🔴 Paura ad alta quota: un Boeing colpisce un drone a 3.000 piedi, scatta l’allarme sicurezza nei cieli
Momenti di forte tensione nei cieli sopra gli Stati Uniti, dove un volo di linea si è scontrato con un drone durante la fase di avvicinamento. L’episodio ha riacceso il dibattito sulla sicurezza dello spazio aereo e sull’utilizzo non autorizzato dei velivoli senza pilota.
Secondo le prime ricostruzioni, il Boeing 737, partito da San Francisco, ha impattato contro un piccolo oggetto descritto dal pilota come «rosso e lucido» mentre si trovava a circa 3.000 piedi di altitudine, poco prima dell’atterraggio.
Dinamica dell’incidente e ricostruzione
Il volo è decollato intorno alle 7:14 e stava completando la fase finale del viaggio quando si è verificato l’impatto. L’atterraggio è comunque avvenuto senza ulteriori problemi intorno alle 8:30, ma l’episodio ha immediatamente attivato verifiche e indagini.
Nelle comunicazioni audio con il controllo operativo, il pilota ha confermato l’impatto, sottolineando le dimensioni ridotte dell’oggetto e la sua colorazione brillante. A bordo si trovavano 48 passeggeri e 6 membri dell’equipaggio.
Il mistero del drone a quota proibita
Resta aperto il giallo sull’origine del drone. Le normative vietano il volo sopra i 400 piedi senza autorizzazione e proibiscono in modo assoluto l’accesso allo spazio aereo vicino agli aeroporti.

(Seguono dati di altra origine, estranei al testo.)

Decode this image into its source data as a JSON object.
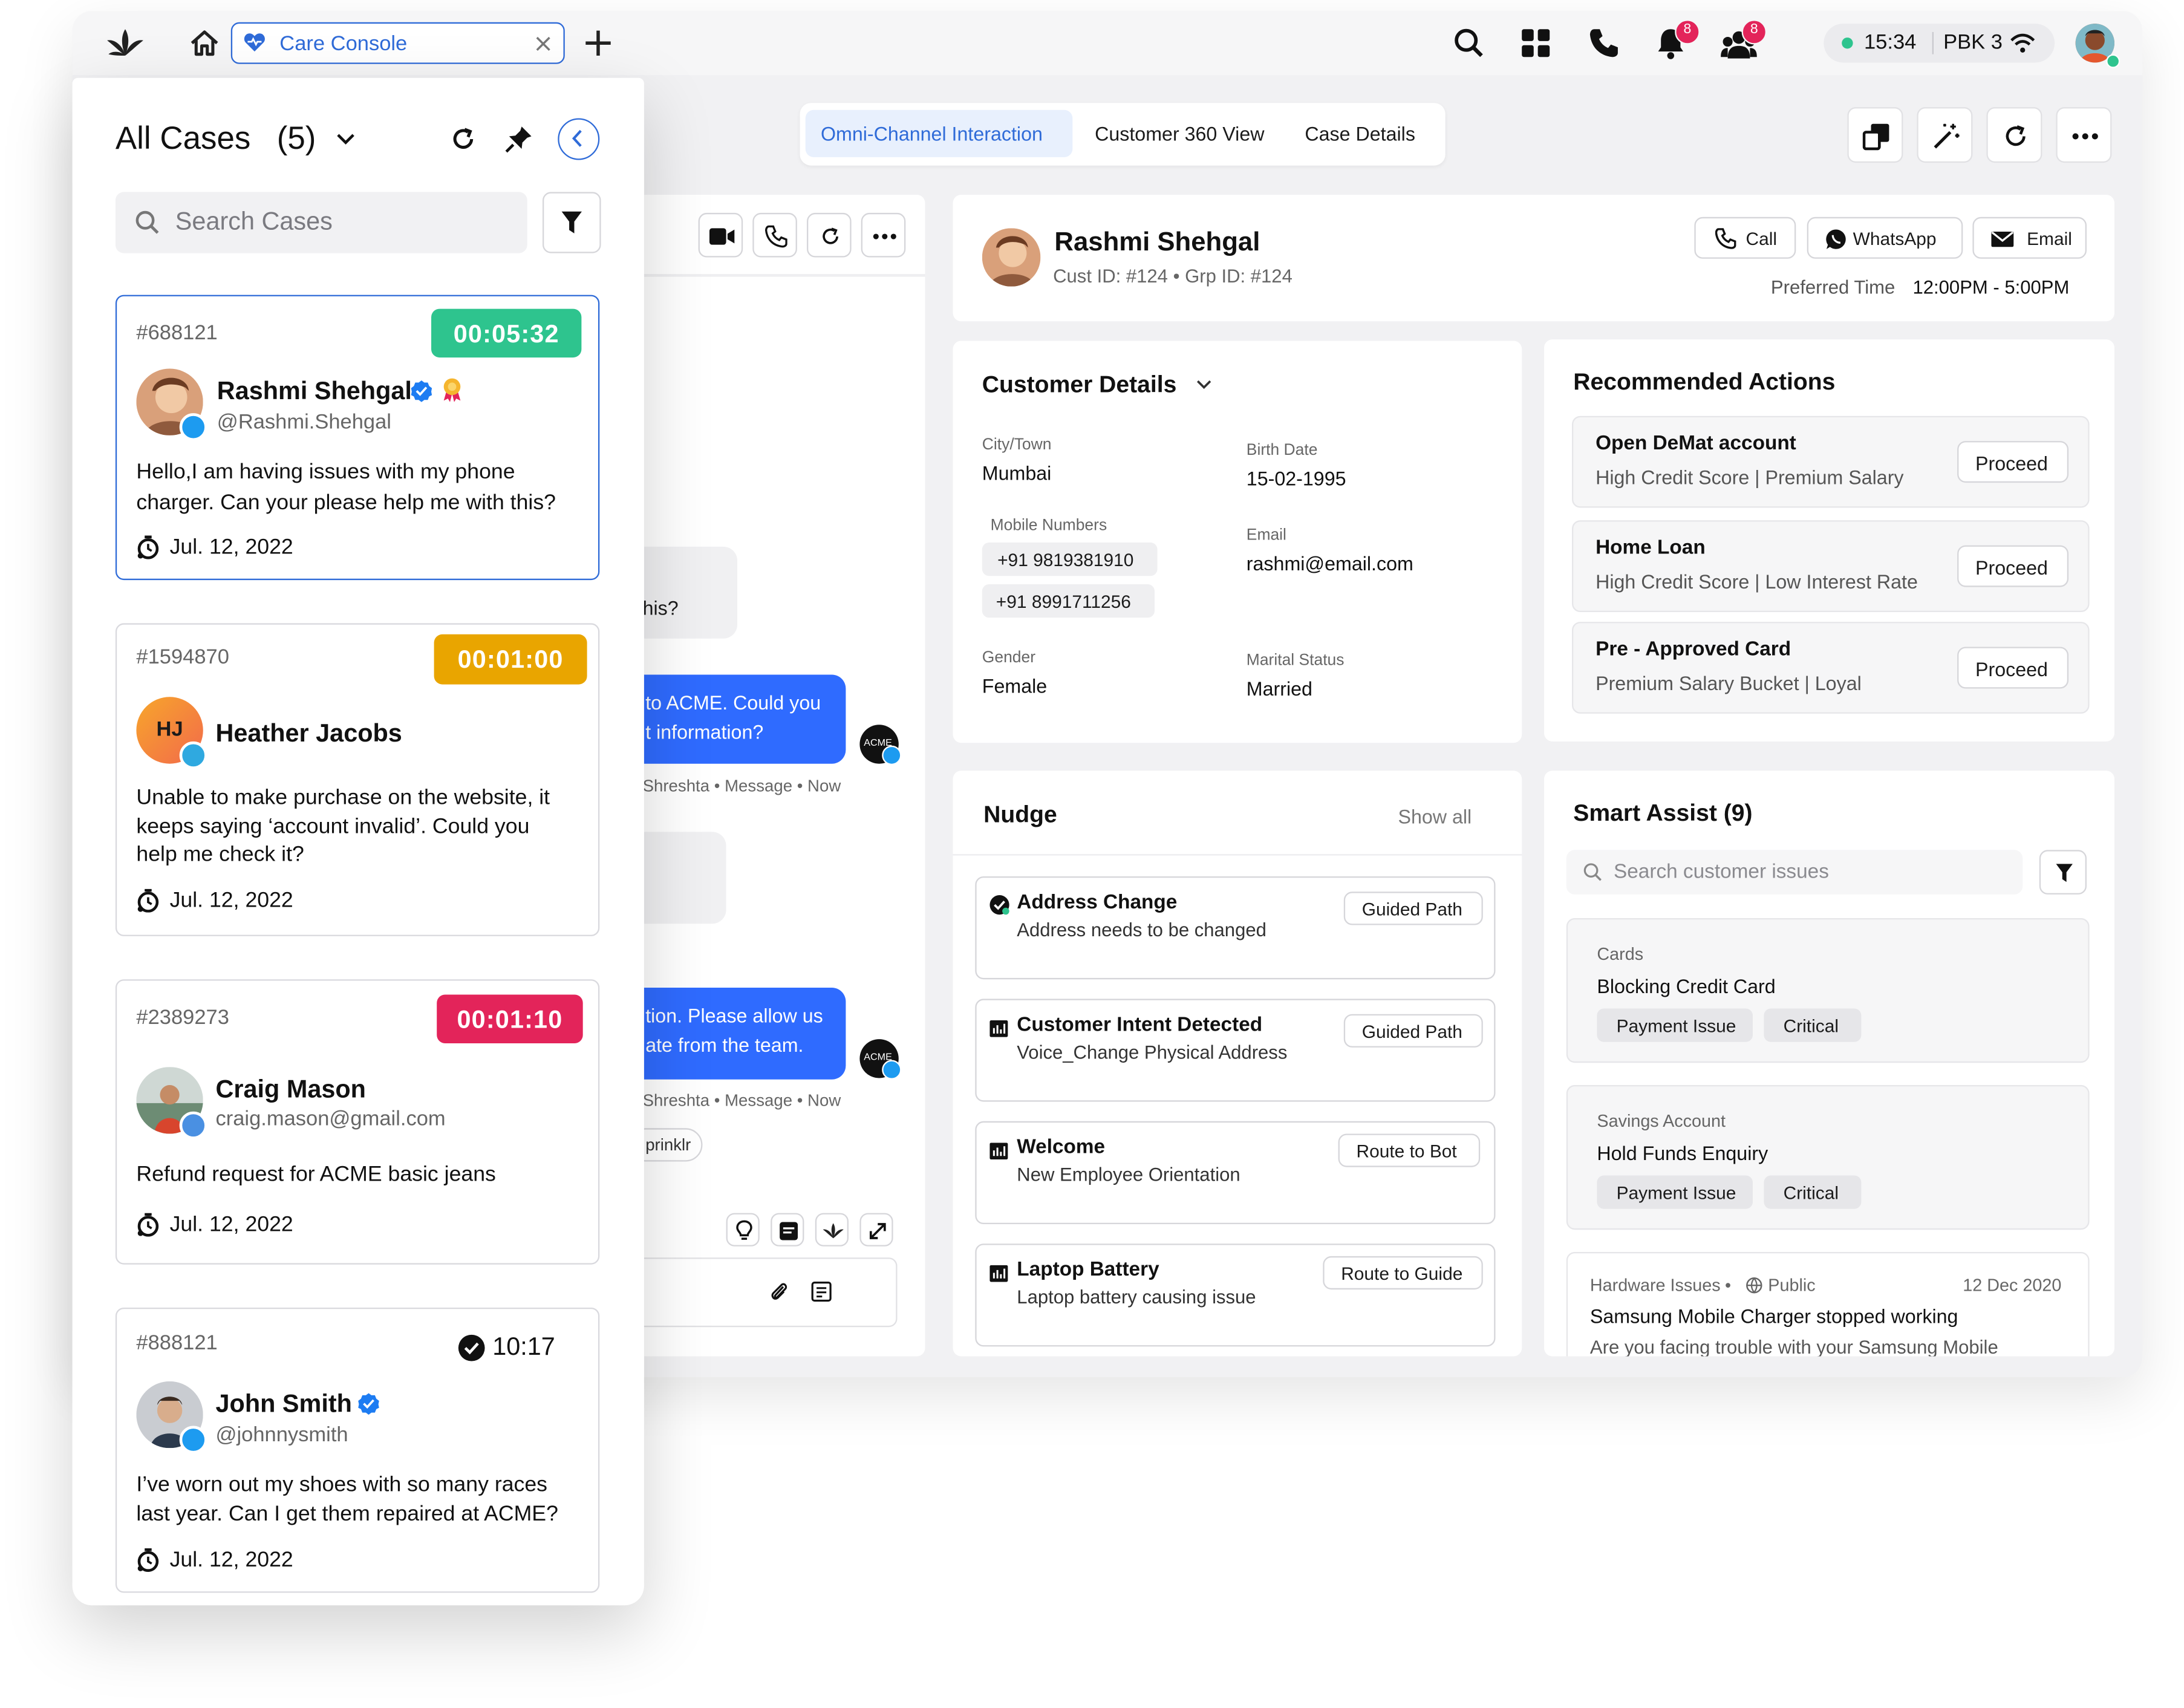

La presenza di un dispositivo a 3.000 piedi solleva interrogativi seri: si tratta di un uso illegale, di un errore o di un sistema più avanzato rispetto ai comuni droni amatoriali?
Sicurezza aerea sotto pressione
Sebbene le collisioni tra aerei e droni siano considerate rare, negli ultimi anni si è registrato un aumento significativo delle segnalazioni di incontri ravvicinati. Un trend che preoccupa autorità e compagnie aeree.
L’episodio ha rapidamente acceso il dibattito online, con molti utenti che si chiedono come sia possibile che un drone riesca a raggiungere quote così elevate in uno spazio aereo controllato.
Le indagini sono ora in corso per chiarire la dinamica e individuare eventuali responsabilità, mentre cresce l’attenzione sulla necessità di controlli più rigidi e tecnologie di prevenzione.